I am planning on getting a 5 gallon tank and putting a male Betta in it. I was wondering what would go well in it as well. I was thinking about a catfish that won't get too big but I had two catfish in a different tank with a goldfish and they ended up eating the goldfish that I won from a fair and lasted like 2 years. So I am a little weary of putting it in with my new Betta. If there is a better suggestion please feel free to give it.


----------



## paloverde (Nov 9, 2012)

No to any catfish, yes to a few shrimp or a small snail.


----------



## DragonFish (Mar 31, 2009)

+1

The only species of catfish I know of that stays on the small side is the Cory Catfish, which compatibility-wise are generally fine with bettas, but are shoaling fish and therefore require a group(preferably of the same species)of about 5-6+. Depending on the species, in order to keep Corys with your betta, you'll want a 10-20 gallon at least.

While a 5 gallon is a fantastic size for a betta, your tankmate options are a bit limited. As paloverde mentioned, a small snail or two or perhaps a few shrimp is about it. You could perhaps do a pair of ADFs(African Dwarf Frogs), but they can be a little tricky to feed. 
Depending on the shape/dimensions of the tank you may be able to divide it for a second betta if you liked. You wouldn't be able to put anything else in there if you did that though.

Good luck!


----------



## lexylex0526 (Dec 27, 2011)

I agree with the above posters.a 5 gal is to small to house a catfish. But if you have your heart set on having some catfish, you can spend the extra dollars and get a 10 gal and then house around 4 catfish with a betta. 

But if not you can put some shrimp or a snail in there with him.

Good luck


----------



## Rachelbug (Nov 15, 2012)

Thanks so much. I will consider both the snails, or some small shrimp.


----------



## Hallyx (Jun 11, 2011)

My baby giant was in the petstore 20g tank with a bunch of Platys and other small fish. He seemed to like to chase them, so a bought a couple for company in his 5g. They all get along famously and even eat mostly the same food. 

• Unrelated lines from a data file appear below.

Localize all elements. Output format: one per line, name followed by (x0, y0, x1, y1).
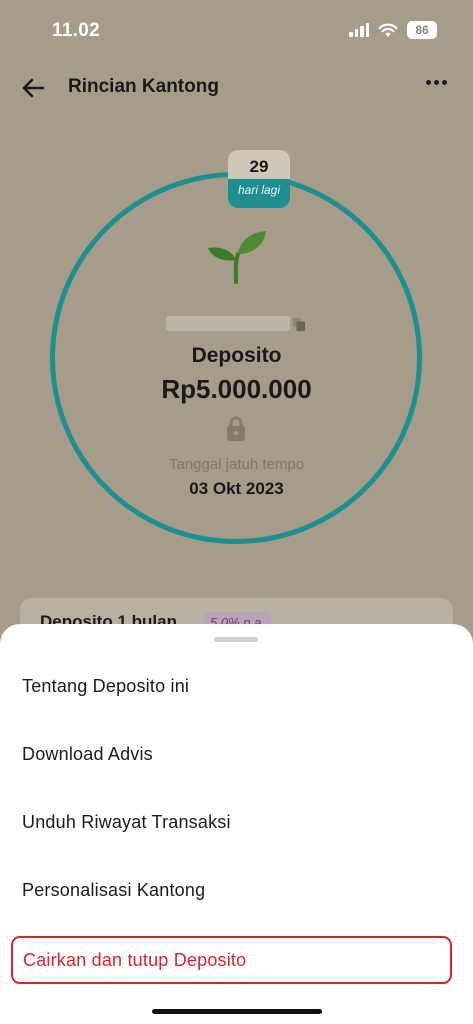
maturity-date-label: Tanggal jatuh tempo (168, 456, 305, 473)
arrow-left-icon[interactable] (20, 74, 48, 102)
account-number-redacted (166, 316, 290, 331)
options-bottom-sheet: Tentang Deposito ini Download Advis Undu… (0, 624, 473, 1024)
menu-item-about-deposit[interactable]: Tentang Deposito ini (0, 660, 473, 728)
page-title: Rincian Kantong (68, 76, 219, 97)
lock-icon (227, 416, 245, 441)
days-left-number: 29 (249, 157, 269, 176)
menu-item-download-advice[interactable]: Download Advis (0, 728, 473, 796)
more-dots-icon[interactable] (426, 80, 447, 85)
drag-handle[interactable] (214, 637, 258, 642)
status-bar: 11.02 86 (0, 0, 473, 62)
status-icons: 86 (349, 21, 437, 39)
signal-icon (349, 23, 369, 37)
days-left-label: hari lagi (228, 179, 290, 208)
copy-icon[interactable] (292, 317, 306, 332)
maturity-date: 03 Okt 2023 (189, 479, 284, 498)
options-menu: Tentang Deposito ini Download Advis Undu… (0, 660, 473, 984)
days-left-badge: 29 hari lagi (228, 150, 290, 208)
sprout-icon (208, 231, 266, 284)
status-time: 11.02 (52, 20, 100, 41)
home-indicator (152, 1009, 322, 1014)
balance-amount: Rp5.000.000 (161, 374, 312, 404)
menu-item-download-transaction-history[interactable]: Unduh Riwayat Transaksi (0, 796, 473, 864)
app-header: Rincian Kantong (0, 62, 473, 114)
product-name: Deposito (191, 344, 282, 367)
battery-icon: 86 (407, 21, 437, 39)
menu-item-withdraw-close-deposit[interactable]: Cairkan dan tutup Deposito (11, 936, 452, 984)
menu-item-personalize-pocket[interactable]: Personalisasi Kantong (0, 864, 473, 932)
wifi-icon (378, 23, 398, 37)
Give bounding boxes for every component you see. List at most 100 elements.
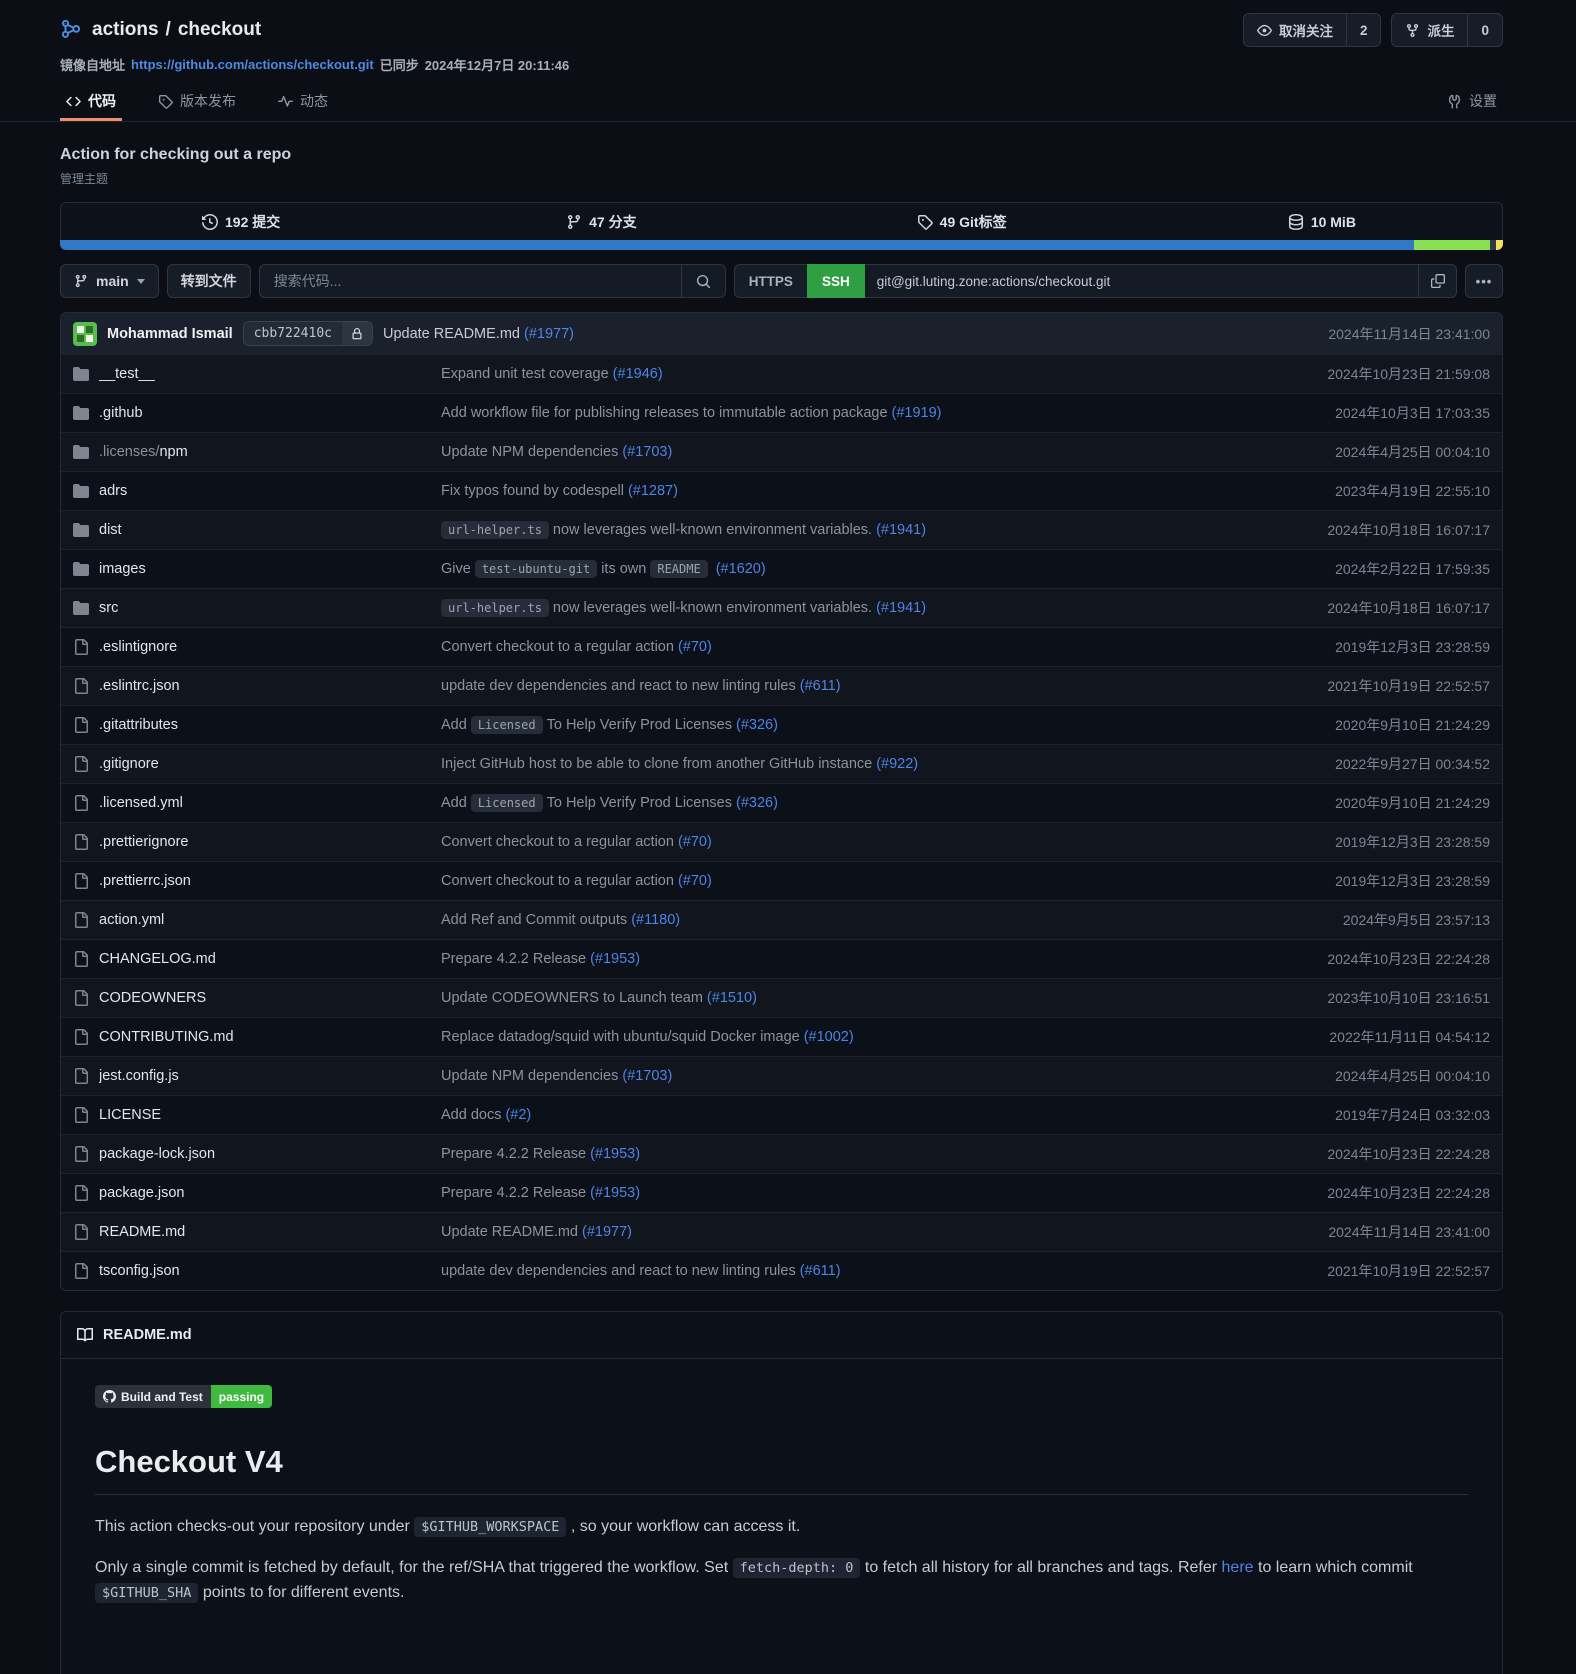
- tab-code[interactable]: 代码: [60, 84, 122, 121]
- avatar[interactable]: [73, 322, 97, 346]
- file-name-link[interactable]: .gitattributes: [99, 717, 178, 733]
- issue-link[interactable]: (#1703): [622, 444, 672, 460]
- issue-link[interactable]: (#70): [678, 834, 712, 850]
- file-icon: [73, 990, 89, 1006]
- file-name-link[interactable]: adrs: [99, 483, 127, 499]
- issue-link[interactable]: (#1002): [804, 1029, 854, 1045]
- tab-activity[interactable]: 动态: [272, 84, 334, 121]
- file-name-link[interactable]: CODEOWNERS: [99, 990, 206, 1006]
- file-name-link[interactable]: package-lock.json: [99, 1146, 215, 1162]
- file-name-link[interactable]: .gitignore: [99, 756, 159, 772]
- ssh-button[interactable]: SSH: [807, 264, 865, 298]
- issue-link[interactable]: (#1287): [628, 483, 678, 499]
- issue-link[interactable]: (#922): [876, 756, 918, 772]
- tab-releases[interactable]: 版本发布: [152, 84, 242, 121]
- more-options-button[interactable]: •••: [1465, 264, 1503, 298]
- issue-link[interactable]: (#1953): [590, 951, 640, 967]
- file-name-link[interactable]: tsconfig.json: [99, 1263, 180, 1279]
- repo-name-link[interactable]: checkout: [178, 19, 261, 41]
- unwatch-button[interactable]: 取消关注: [1244, 14, 1346, 46]
- file-name-link[interactable]: action.yml: [99, 912, 164, 928]
- text-fragment: To Help Verify Prod Licenses: [547, 795, 732, 811]
- file-name-link[interactable]: jest.config.js: [99, 1068, 179, 1084]
- branch-selector[interactable]: main: [60, 264, 159, 298]
- file-name-link[interactable]: CHANGELOG.md: [99, 951, 216, 967]
- commit-sha[interactable]: cbb722410c: [244, 322, 342, 345]
- goto-file-label: 转到文件: [181, 271, 237, 291]
- file-name-link[interactable]: CONTRIBUTING.md: [99, 1029, 234, 1045]
- commit-sha-pill[interactable]: cbb722410c: [243, 321, 373, 346]
- file-name: LICENSE: [99, 1107, 161, 1123]
- issue-link[interactable]: (#2): [505, 1107, 531, 1123]
- badge-status: passing: [211, 1385, 272, 1408]
- issue-link[interactable]: (#1977): [524, 326, 574, 342]
- build-status-badge[interactable]: Build and Test passing: [95, 1385, 272, 1408]
- text-fragment: Convert checkout to a regular action: [441, 834, 674, 850]
- file-name-link[interactable]: __test__: [99, 366, 155, 382]
- issue-link[interactable]: (#70): [678, 873, 712, 889]
- issue-link[interactable]: (#70): [678, 639, 712, 655]
- mirror-url-link[interactable]: https://github.com/actions/checkout.git: [131, 57, 374, 72]
- fork-button[interactable]: 派生: [1392, 14, 1467, 46]
- issue-link[interactable]: (#1510): [707, 990, 757, 1006]
- issue-link[interactable]: here: [1222, 1559, 1254, 1576]
- stat-branches[interactable]: 47 分支: [421, 203, 781, 240]
- issue-link[interactable]: (#1180): [631, 912, 680, 928]
- search-input[interactable]: [260, 265, 681, 297]
- tabs-bar: 代码 版本发布 动态 设置: [0, 84, 1576, 122]
- goto-file-button[interactable]: 转到文件: [167, 264, 251, 298]
- file-name-link[interactable]: package.json: [99, 1185, 184, 1201]
- code-search: [259, 264, 726, 298]
- file-name-link[interactable]: dist: [99, 522, 122, 538]
- issue-link[interactable]: (#1953): [590, 1146, 640, 1162]
- forks-count[interactable]: 0: [1467, 14, 1502, 46]
- file-name-link[interactable]: .prettierrc.json: [99, 873, 191, 889]
- copy-url-button[interactable]: [1419, 264, 1457, 298]
- file-name-link[interactable]: .licenses/npm: [99, 444, 188, 460]
- issue-link[interactable]: (#1977): [582, 1224, 632, 1240]
- clone-url-input[interactable]: [865, 264, 1419, 298]
- commit-message: Add workflow file for publishing release…: [441, 405, 1323, 421]
- issue-link[interactable]: (#326): [736, 717, 778, 733]
- file-name-link[interactable]: .eslintrc.json: [99, 678, 180, 694]
- file-name-link[interactable]: .eslintignore: [99, 639, 177, 655]
- file-browser-panel: Mohammad Ismail cbb722410c Update README…: [60, 312, 1503, 1291]
- issue-link[interactable]: (#326): [736, 795, 778, 811]
- file-icon: [73, 1068, 89, 1084]
- issue-link[interactable]: (#1946): [613, 366, 663, 382]
- badge-label: Build and Test: [121, 1390, 203, 1404]
- search-button[interactable]: [681, 265, 725, 297]
- issue-link[interactable]: (#1941): [876, 522, 926, 538]
- manage-topics-button[interactable]: 管理主题: [60, 170, 108, 187]
- https-button[interactable]: HTTPS: [734, 264, 808, 298]
- path-prefix[interactable]: .licenses/: [99, 444, 159, 460]
- file-name-link[interactable]: README.md: [99, 1224, 185, 1240]
- readme-paragraphs: This action checks-out your repository u…: [95, 1515, 1468, 1605]
- issue-link[interactable]: (#1919): [892, 405, 942, 421]
- tab-settings[interactable]: 设置: [1441, 84, 1503, 121]
- table-row: CODEOWNERS Update CODEOWNERS to Launch t…: [61, 978, 1502, 1017]
- file-name-link[interactable]: .licensed.yml: [99, 795, 183, 811]
- issue-link[interactable]: (#611): [800, 1263, 841, 1279]
- issue-link[interactable]: (#611): [800, 678, 841, 694]
- file-name-link[interactable]: .github: [99, 405, 143, 421]
- issue-link[interactable]: (#1941): [876, 600, 926, 616]
- stat-commits[interactable]: 192 提交: [61, 203, 421, 240]
- issue-link[interactable]: (#1703): [622, 1068, 672, 1084]
- file-name-link[interactable]: src: [99, 600, 118, 616]
- issue-link[interactable]: (#1953): [590, 1185, 640, 1201]
- issue-link[interactable]: (#1620): [716, 561, 766, 577]
- table-row: .licensed.yml Add Licensed To Help Verif…: [61, 783, 1502, 822]
- watchers-count[interactable]: 2: [1346, 14, 1381, 46]
- stat-tags[interactable]: 49 Git标签: [782, 203, 1142, 240]
- stat-size[interactable]: 10 MiB: [1142, 203, 1502, 240]
- file-name-link[interactable]: .prettierignore: [99, 834, 188, 850]
- commit-message: Expand unit test coverage (#1946): [441, 366, 1315, 382]
- commit-date: 2019年12月3日 23:28:59: [1335, 637, 1490, 657]
- repo-owner-link[interactable]: actions: [92, 19, 159, 41]
- text-fragment: Expand unit test coverage: [441, 366, 609, 382]
- file-name-link[interactable]: LICENSE: [99, 1107, 161, 1123]
- file-name-link[interactable]: images: [99, 561, 146, 577]
- table-row: __test__ Expand unit test coverage (#194…: [61, 354, 1502, 393]
- commit-author-link[interactable]: Mohammad Ismail: [107, 326, 233, 342]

I know Platys grow to 2 in. or more, so this is not forever. But it's fun for a while. 

(This is in a well-established cycled tank, btw.)


----------



## KansaiBlonde (Oct 22, 2012)

Although my only experience with catfish and bettas is with my females, they are much more aggressive than my males so I'm sure this will be relevant.

I have a bunch of hastatus cories - the dwarf cory. They are super fast and don't eat the same food as bettas so you should be okay. As someone else mentioned, you'd have to get at least 3 of them since they enjoy being with other catfish of their own species.

I also have two banjo catfish in my tank and they are pretty much ignored. 

In my experience, if you have a fish that likes to live in the same temperature water, is docile, and won't compete for the betta's food, you should be okay. If you're afraid of how large the catfish might grow, definitely get dwarf ones though.


----------



## Shrimpsta (Oct 30, 2012)

Ghost glass catfish! I have one in my old tank that I gave away a year ago they are still alive with my friend's betta. =] They like the dark and eats all the leftover in the middle of the tank. Very fast swimmers.


----------